Aug. 13, 2001
Perry pushes fast track for widening Katy Freeway
Associated Press, via the Houston Chronicle
It's called the Katy Freeway, but to the thousands of west Houston motorists who jam it every day, other four-letter words might come to mind.
That commuter cursing might be history by 2009 if Gov. Rick Perry and local officials get their way on an expedited widening program,
which Perry hopes is one of many major Texas mobility projects to get green lights soon.
"I have sat in that dreadful rush hour traffic the people of Houston experience routinely, even on weekends," Perry said today.
"It is time that commuters saw a little light at the end of the tunnel."
The $952 million reconstruction of the Katy Freeway, a 20-mile stretch of Interstate 10 running from the West Loop freeway westward to the
city of Katy, is set to begin in 2003. Today Perry requested fast-track funding for the project from the Texas Transportation Commission.
With commission chairman John W. Johnson on hand for Perry's announcement,
the three-member board is expected to grant the governor's wish at its Aug. 30 meeting.
"The Katy Freeway is west Houston's main street," said U.S. Rep. John Culberson, the Republican who made improving the highway a major
plank in his campaign last fall. Culberson, a freshman member of the House Transportation Committee,
has pledged to make sure federal money is available.
Perry said the Clinton administration punished largely Republican Texas when it came to highway funds, a trend he was confident will reverse
under homegrown President Bush.
"The good news is that we have a president who understands the needs of Texas," Perry said.
"Texas has not gotten its fair share over the last eight years. We have clearly been discriminated against in
(U.S. Transportation Department) discretionary funding that an administration has control over."
Another funding mechanism might be Harris County Judge Bob Eckels' plan to incorporate a toll road alongside the Katy Freeway, though the current plan does not rely on toll proceeds.
Houston's smog problems might curtail other area road projects, Eckels said, but he and others said the Katy expansion is actually seen as a smog-reducer because vehicles will spend less time on the road.
"A lot of the pollution we have now is the result of those cars sitting on those freeways," said Bill Marshall, mayor of Bunker Hill Village, one of six small communities on the eastern end of the project that have negotiated proposed land seizures needed for the widening.
Though the Katy Freeway construction should proceed with or without the expanded range of highway funding set forth by Proposition 15, Perry said other projects around the state might benefit from the November ballot issue, which allows bond-financed construction by a "Texas Mobility Fund."

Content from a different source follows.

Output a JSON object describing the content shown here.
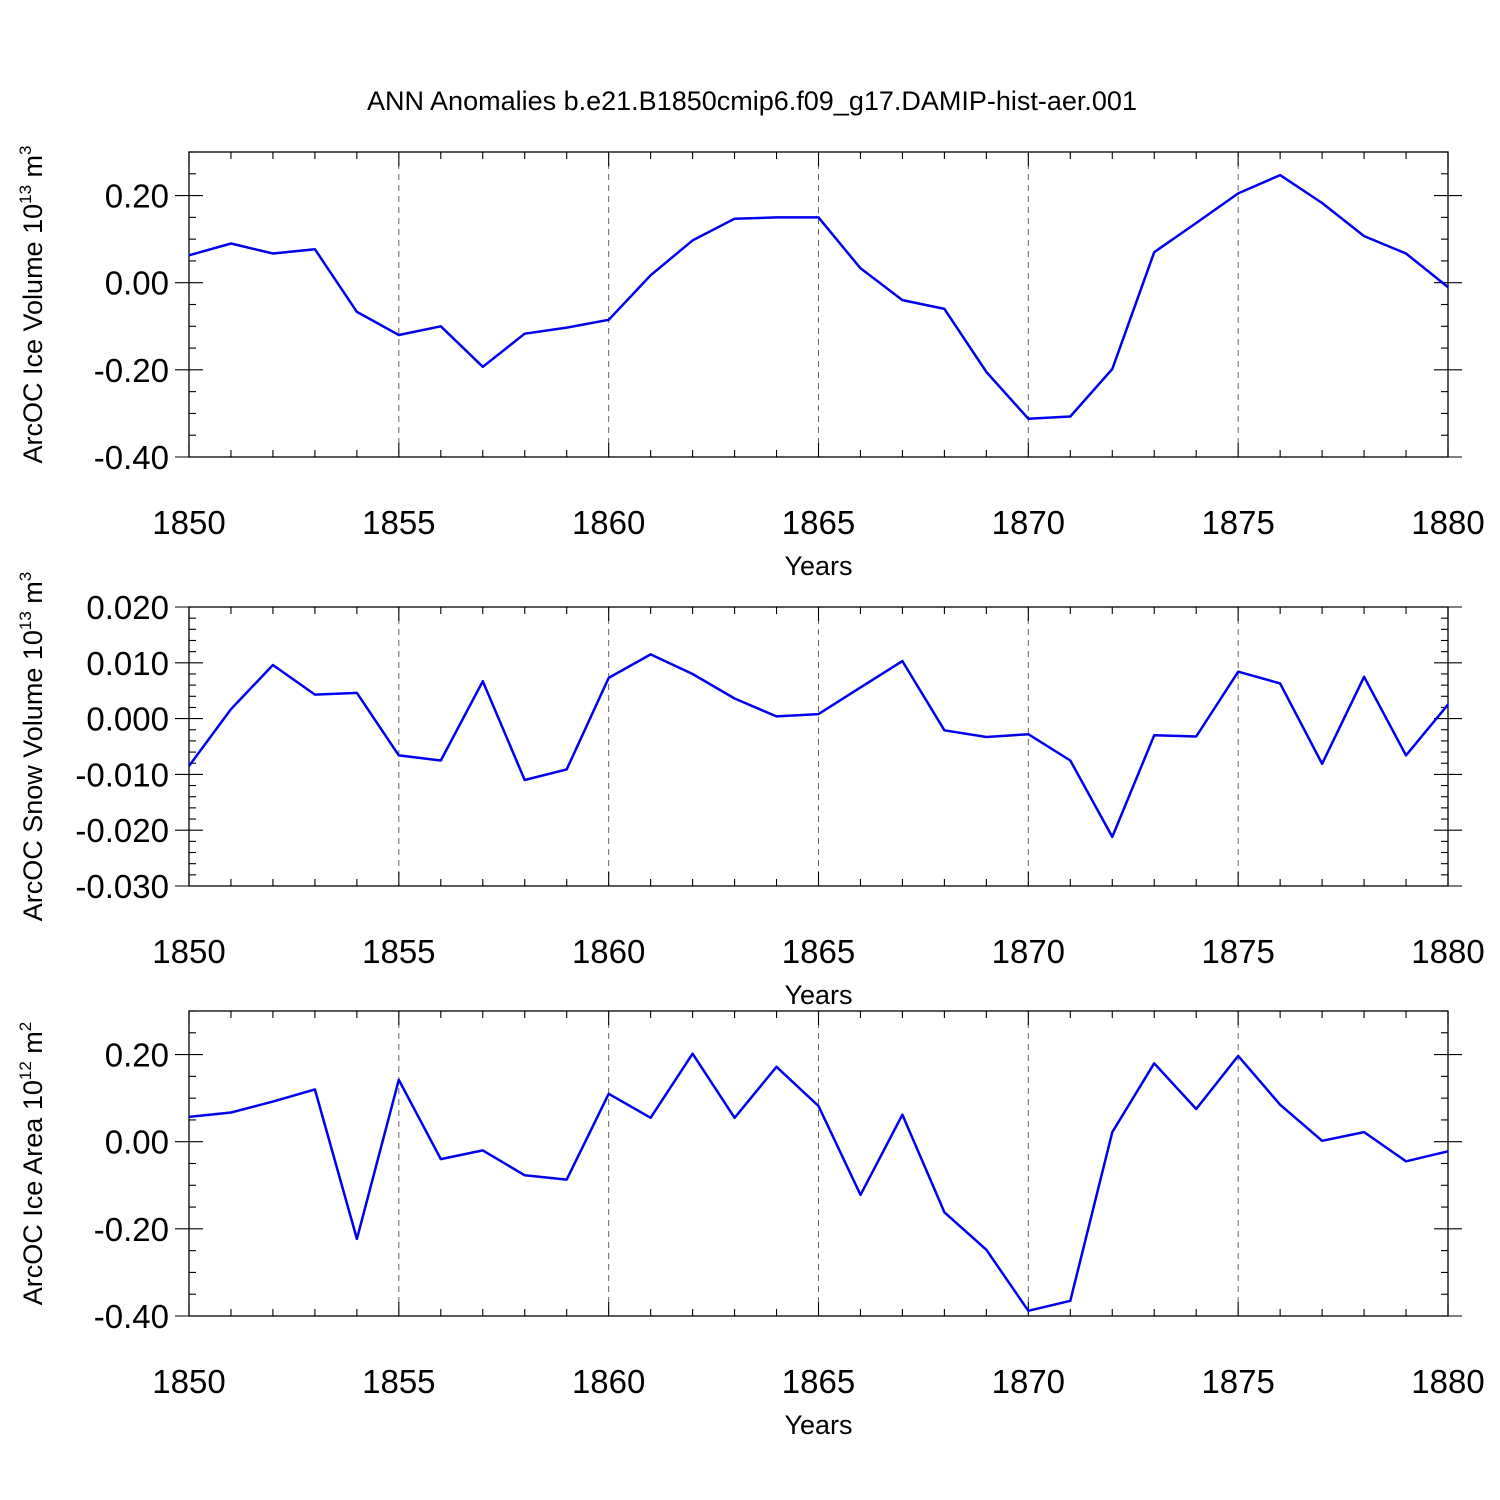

"Under our current system of highway funding, when the state commits to build a stretch of road in a metropolitan area, funding is authorized slowly over a number of years," Perry said. "It's time we allow innovative financing for highways as a fiscally responsible way to build the transportation infrastructure we need more quickly."
Perry also promoted Proposition 2, aimed at improving roads in border colonias.